# Miscellaneous > Database Design >  Entity Relationship diagrams

## chetah

A car rental company has several car rental agencies across the country.  The agencies rent several classes of vehicles:compact, midsize, full size, sport utility.  Each vehicle is managed by one agency. Customers rent vehicles from the different agencies.  When a vehicle is rented, a new rental record is added to the Rental table with dateout as the current date and dateReturned is left null.  When a vehicle is returned the record is updated by filling in the DateReturned field. A portion of the car rental table is given below.

Vehicle(VehicleId, VehicleClassId, AgencyId)
Rental( RentalId, VehicleId, CustomerId, DateOut , DateReturned)
Customer( CustomerId, CustomerName, CustomerBalance)
Agency( AgencyId, AgencyLocation)
vehicleClass(VehicleClassId, VehicleClass, RentalRate)


help needed in creating an entity relationship diagram

----------


## skhanal

You are almost there. You just need to draw diagram and link different entities by the lines depicting cardinality.

----------


## chetah

I have done by diagram, but not comfortable it is correct.  Here are my relations, am I on the correct path?

Vehicle 1 1                            1  *  Rental
Vehicle 1 1                            1   1 Agency
Vehicle 1  1                            1   1 VehicleClass
Customer 1 1                           1 * Rental

Above is how I look at the Cardinality.  Is there any way I can check, any tecnique I can apply to know for sure that my answer is correct.

----------


## skhanal

I don't understand 1 notations. 

You can have 1-to-many, 1-to-1 or many-to-many relations. Best way to identify them is looking at the data you might have. For example, one vehicle may be rented many times, so vehical has 1-to-many relation to rental (assuming one rental does not have many vehicles).

----------


## skhanal

Also you need to figure out whether the relation is identifying or non-identifying, meaning whether every tuple in target entity must have a correponding source tuple.

----------


## chetah

what i mean is 
Vehicle 1 to 1 (min and max cardinalities) 1 -* Rental

----------


## JAA

Dear Chetah,

Let's see now. We assume that

1 - One Agency can have Many Customers but One Customer has to belong to only to One Agency - Relationship No. 1 (1-to-many)

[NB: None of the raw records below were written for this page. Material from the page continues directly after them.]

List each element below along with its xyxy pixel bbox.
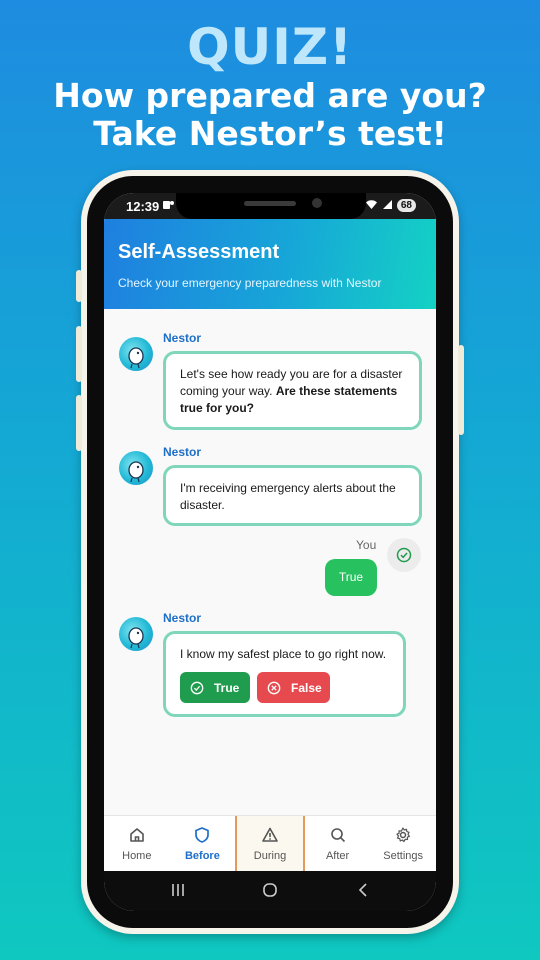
tab-settings[interactable]: Settings [370,816,436,871]
wifi-icon [365,198,378,213]
tab-during[interactable]: During [235,816,305,871]
check-circle-icon [190,681,204,694]
x-circle-icon [267,681,281,694]
tab-before-label: Before [184,850,220,862]
nestor-avatar [119,451,153,485]
bot-name: Nestor [163,445,202,459]
tab-settings-label: Settings [383,850,424,862]
home-icon [129,828,144,842]
user-label: You [356,538,377,552]
shield-icon [195,827,210,843]
app-header: Self-Assessment Check your emergency pre… [104,215,436,309]
teams-notification-icon [162,199,174,214]
tab-after[interactable]: After [305,816,371,871]
search-icon [330,828,345,843]
promo-headline-line1: How prepared are you? [53,76,487,115]
promo-headline-line2: Take Nestor’s test! [93,114,447,153]
nestor-avatar [119,337,153,371]
user-avatar [387,538,421,572]
back-nav-button[interactable] [356,883,370,902]
speaker-grille [244,201,296,206]
phone-volume-down [76,395,82,451]
tab-after-label: After [325,850,350,862]
recent-apps-button[interactable] [170,883,186,902]
page-title: Self-Assessment [118,241,280,263]
true-button-label: True [214,680,240,695]
warning-icon [262,827,278,842]
tab-home-label: Home [122,850,152,862]
bot-message-text: I know my safest place to go right now. [180,647,387,661]
battery-indicator: 68 [396,199,416,212]
bot-name: Nestor [163,611,202,625]
home-nav-button[interactable] [262,883,278,902]
system-navigation-bar [104,871,436,911]
status-icons: 68 [365,198,416,213]
false-button[interactable]: False [257,672,330,703]
true-button[interactable]: True [180,672,250,703]
tab-during-label: During [253,850,287,862]
bot-message-text: I'm receiving emergency alerts about the… [180,481,396,512]
false-button-label: False [291,680,322,695]
bot-name: Nestor [163,331,202,345]
gear-icon [396,827,411,843]
check-circle-icon [396,547,412,563]
camera-notch [176,193,366,219]
front-camera [312,198,322,208]
phone-volume-up [76,326,82,382]
status-time: 12:39 [126,199,160,214]
bottom-tab-bar: Home Before During After Settings [104,815,436,871]
nestor-avatar [119,617,153,651]
tab-home[interactable]: Home [104,816,170,871]
tab-before[interactable]: Before [170,816,236,871]
signal-icon [382,198,393,213]
phone-side-button [76,270,82,302]
phone-power-button [458,345,464,435]
promo-quiz-title: QUIZ! [187,18,353,76]
chat-area: Nestor Let's see how ready you are for a… [104,309,436,815]
user-reply-bubble: True [325,559,377,596]
bot-message-bubble: I'm receiving emergency alerts about the… [163,465,422,526]
phone-screen: Self-Assessment Check your emergency pre… [104,193,436,911]
bot-message-bubble: Let's see how ready you are for a disast… [163,351,422,430]
page-subtitle: Check your emergency preparedness with N… [118,276,382,290]
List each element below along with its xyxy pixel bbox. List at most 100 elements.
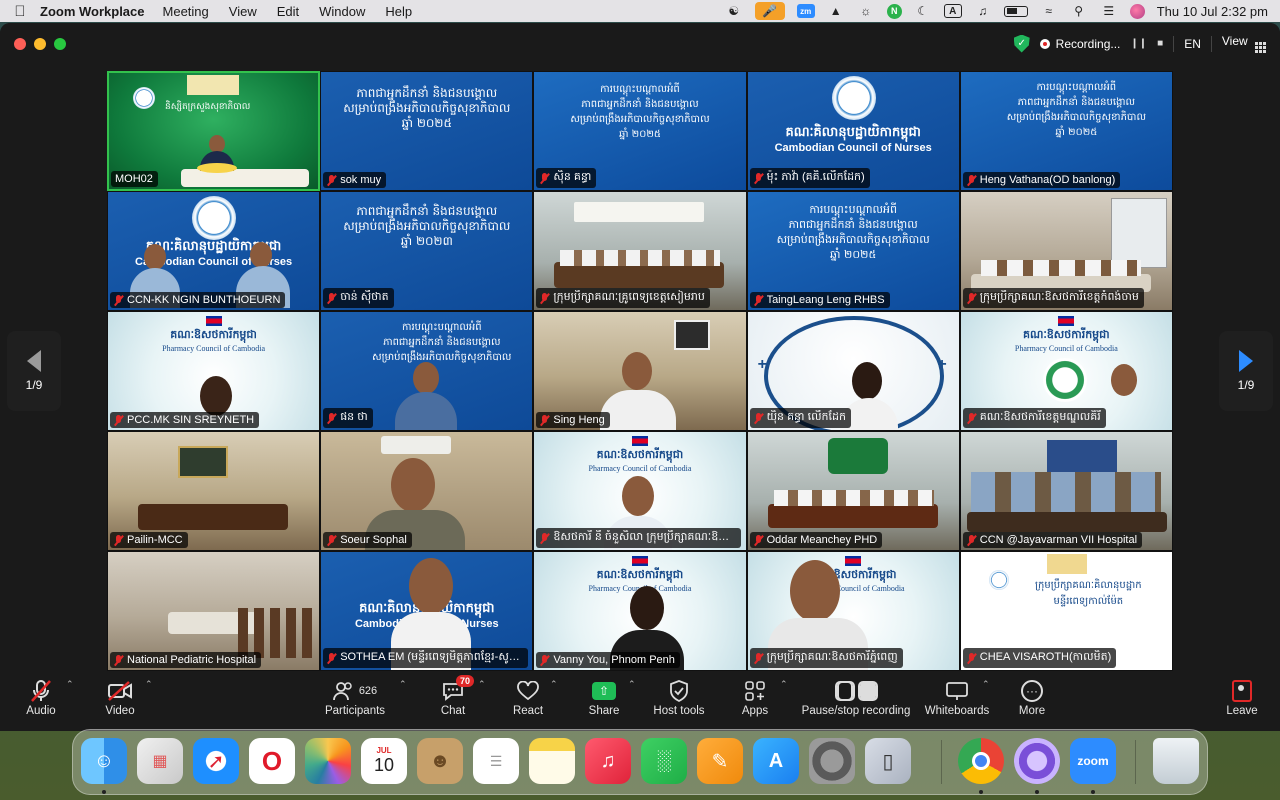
launchpad-icon[interactable]: ▦ <box>137 738 183 784</box>
drive-icon[interactable]: ▲ <box>827 4 845 18</box>
participants-options-caret-icon[interactable]: ⌃ <box>399 679 407 690</box>
ceiling-light <box>574 202 705 222</box>
participant-tile[interactable]: ភាពជាអ្នកដឹកនាំ និងជនបង្គោល សម្រាប់ពង្រឹ… <box>320 71 534 191</box>
participants-button[interactable]: 626 Participants <box>310 677 400 717</box>
menu-edit[interactable]: Edit <box>277 4 299 19</box>
window-titlebar: ✓ Recording... ❙❙ ■ EN View <box>0 23 1280 63</box>
participant-tile[interactable]: ការបណ្តុះបណ្តាលអំពី ភាពជាអ្នកដឹកនាំ និងជ… <box>746 191 960 311</box>
share-icon-wrapper: ⇧ <box>592 677 616 705</box>
vpn-icon[interactable]: ☼ <box>857 4 875 18</box>
chrome-icon[interactable] <box>958 738 1004 784</box>
pharmacy-council-english: Pharmacy Council of Cambodia <box>162 344 266 353</box>
app-menu-zoom[interactable]: Zoom Workplace <box>40 4 145 19</box>
participant-tile[interactable]: ភាពជាអ្នកដឹកនាំ និងជនបង្គោល សម្រាប់ពង្រឹ… <box>320 191 534 311</box>
siri-icon[interactable] <box>1129 3 1145 19</box>
participant-tile[interactable]: ក្រុមប្រឹក្សាគណៈគិលានុបដ្ឋាក មន្ទីរពេទ្យ… <box>959 551 1173 671</box>
participant-tile[interactable]: ក្រុមប្រឹក្សាគណៈគ្រូពេទ្យខេត្តសៀមរាប <box>533 191 747 311</box>
participant-tile[interactable]: + + យ៉ិន គន្ធា លើកដែក <box>746 311 960 431</box>
participant-tile[interactable]: គណៈឱសថការីកម្ពុជា Pharmacy Council of Ca… <box>533 431 747 551</box>
tor-browser-icon[interactable] <box>1014 738 1060 784</box>
participant-tile[interactable]: ការបណ្តុះបណ្តាលអំពី ភាពជាអ្នកដឹកនាំ និងជ… <box>320 311 534 431</box>
safari-icon[interactable]: ➚ <box>193 738 239 784</box>
photos-icon[interactable] <box>305 738 351 784</box>
participant-tile[interactable]: គណៈគិលានុបដ្ឋាយិកាកម្ពុជា Cambodian Coun… <box>320 551 534 671</box>
audio-options-caret-icon[interactable]: ⌃ <box>66 679 74 690</box>
participant-tile[interactable]: គណៈឱសថការីកម្ពុជា Pharmacy Council of Ca… <box>959 311 1173 431</box>
calendar-icon[interactable]: JUL 10 <box>361 738 407 784</box>
menu-view[interactable]: View <box>229 4 257 19</box>
music-icon[interactable]: ♫ <box>585 738 631 784</box>
copilot-icon[interactable]: ☯ <box>725 4 743 18</box>
opera-icon[interactable]: O <box>249 738 295 784</box>
muted-mic-icon <box>327 652 336 664</box>
participant-tile[interactable]: Sing Heng <box>533 311 747 431</box>
participant-name-tag: ផន ថា <box>323 408 373 428</box>
notes-icon[interactable] <box>529 738 575 784</box>
more-label: More <box>1018 705 1046 717</box>
participant-tile[interactable]: និស្សិតក្រសួងសុខាភិបាល MOH02 <box>107 71 321 191</box>
input-source-icon[interactable]: A <box>943 4 962 18</box>
microphone-in-use-icon[interactable]: 🎤 <box>754 2 785 20</box>
menubar-clock[interactable]: Thu 10 Jul 2:32 pm <box>1157 4 1268 19</box>
muted-mic-icon <box>114 654 123 666</box>
participant-tile[interactable]: Soeur Sophal <box>320 431 534 551</box>
view-button[interactable]: View <box>1222 34 1266 53</box>
next-page-button[interactable]: 1/9 <box>1219 331 1273 411</box>
participant-tile[interactable]: គណៈឱសថការីកម្ពុជា Pharmacy Council of Ca… <box>533 551 747 671</box>
do-not-disturb-moon-icon[interactable]: ☾ <box>914 4 932 18</box>
menu-meeting[interactable]: Meeting <box>163 4 209 19</box>
finder-icon[interactable]: ☺ <box>81 738 127 784</box>
control-center-icon[interactable]: ☰ <box>1100 4 1118 18</box>
apple-menu-icon[interactable]:  <box>0 3 40 20</box>
numbers-icon[interactable]: ░ <box>641 738 687 784</box>
participant-tile[interactable]: ការបណ្តុះបណ្តាលអំពី ភាពជាអ្នកដឹកនាំ និងជ… <box>959 71 1173 191</box>
zoom-app-icon[interactable]: zoom <box>1070 738 1116 784</box>
reminders-icon[interactable]: ☰ <box>473 738 519 784</box>
stop-recording-icon[interactable]: ■ <box>1157 38 1163 49</box>
participant-tile[interactable]: CCN @Jayavarman VII Hospital <box>959 431 1173 551</box>
fullscreen-window-button[interactable] <box>54 38 66 50</box>
previous-page-button[interactable]: 1/9 <box>7 331 61 411</box>
wifi-icon[interactable]: ≈ <box>1040 4 1058 18</box>
iphone-mirroring-icon[interactable]: ▯ <box>865 738 911 784</box>
pause-stop-recording-button[interactable]: Pause/stop recording <box>796 677 916 717</box>
view-label: View <box>1221 34 1248 48</box>
participant-tile[interactable]: គណៈគិលានុបដ្ឋាយិកាកម្ពុជា Cambodian Coun… <box>746 71 960 191</box>
heart-icon <box>517 677 539 705</box>
minimize-window-button[interactable] <box>34 38 46 50</box>
video-options-caret-icon[interactable]: ⌃ <box>145 679 153 690</box>
apps-options-caret-icon[interactable]: ⌃ <box>780 679 788 690</box>
battery-icon[interactable] <box>1003 5 1028 17</box>
muted-mic-icon <box>540 172 549 184</box>
pause-recording-icon[interactable]: ❙❙ <box>1130 38 1147 49</box>
slide-title: ភាពជាអ្នកដឹកនាំ និងជនបង្គោល សម្រាប់ពង្រឹ… <box>343 204 511 248</box>
participant-tile[interactable]: National Pediatric Hospital <box>107 551 321 671</box>
mac-dock: ☺ ▦ ➚ O JUL 10 ☻ ☰ ♫ ░ ✎ A ▯ zoom <box>72 729 1208 795</box>
participant-tile[interactable]: គណៈឱសថការីកម្ពុជា Pharmacy Council of Ca… <box>107 311 321 431</box>
recording-dot-icon <box>1039 38 1050 49</box>
system-settings-gear-icon[interactable] <box>809 738 855 784</box>
trash-icon[interactable] <box>1153 738 1199 784</box>
participant-tile[interactable]: Pailin-MCC <box>107 431 321 551</box>
participant-tile[interactable]: Oddar Meanchey PHD <box>746 431 960 551</box>
leave-meeting-button[interactable]: Leave <box>1197 677 1280 717</box>
participant-tile[interactable]: ក្រុមប្រឹក្សាគណៈឱសថការីខេត្តកំពង់ចាម <box>959 191 1173 311</box>
spotlight-search-icon[interactable]: ⚲ <box>1070 4 1088 18</box>
app-store-icon[interactable]: A <box>753 738 799 784</box>
pages-icon[interactable]: ✎ <box>697 738 743 784</box>
n-app-icon[interactable]: N <box>886 3 902 19</box>
menu-window[interactable]: Window <box>319 4 365 19</box>
close-window-button[interactable] <box>14 38 26 50</box>
participant-tile[interactable]: គណៈគិលានុបដ្ឋាយិកាកម្ពុជា Cambodian Coun… <box>107 191 321 311</box>
language-interpretation-button[interactable]: EN <box>1184 37 1201 51</box>
headphones-icon[interactable]: ♫ <box>974 4 992 18</box>
chairs <box>238 608 314 658</box>
encryption-shield-icon[interactable]: ✓ <box>1013 34 1030 53</box>
more-button[interactable]: ··· More <box>987 677 1077 717</box>
react-options-caret-icon[interactable]: ⌃ <box>550 679 558 690</box>
menu-help[interactable]: Help <box>385 4 412 19</box>
participant-tile[interactable]: ការបណ្តុះបណ្តាលអំពី ភាពជាអ្នកដឹកនាំ និងជ… <box>533 71 747 191</box>
contacts-icon[interactable]: ☻ <box>417 738 463 784</box>
zoom-menubar-icon[interactable]: zm <box>796 4 815 18</box>
participant-tile[interactable]: គណៈឱសថការីកម្ពុជា Pharmacy Council of Ca… <box>746 551 960 671</box>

2 - One Customer can have Many Rentals but One Rental has to belong to only one Customer - Relationship No. 2 - (1-to-many)

3 - One Rental can have Many Vehicles but One Vehicle has to belong to only One Rental at One Time since you can not rent one vehicle at the same time - Relationship No. 3 - (1-to-many)

4 - One Vehicle Class can have many Vehicles but one Vehicle has to have only One Vehicle Class - Relatioship No. 4 - (1-to-many)

And so we have:

Agency Vehicle Rental Model.jpg

I have come across the problem and can not understand why rental has to be connected to Agency while it is already connected to Agency through the Customer (As I have Done Above). If we connect Rental to Agency Than we also have to connect The Rental to Customer. So we will have two relationships as below.

Agency Vehicle Rental Model - Two Relationships.jpg


Which is right? Anu Body.

Regards

Jawad

----------


## JAA

Sorry there is a mistake in the ERD. Just remove the Vehicle ID Column from the Rentals Table in both the images. It was a problem with the CASE tool (Microsoft Visio) I was using. Everything else seems fine. I hope so. But If some body can explain the difference between the Model 1 and Mode 2 with 2 relationships Please

Regards

Jawad

----------


## rushy-s

chetah, I'm sure you've figured it out already and i might be a bit too late in replying but it's important for you to know that for a relationship database to work you need to create one-to-many relationships throughout your database.

All one-to-one relationships must be combined and all many-to-many relationships need to be broken down.

Good Luck, Rushy

----------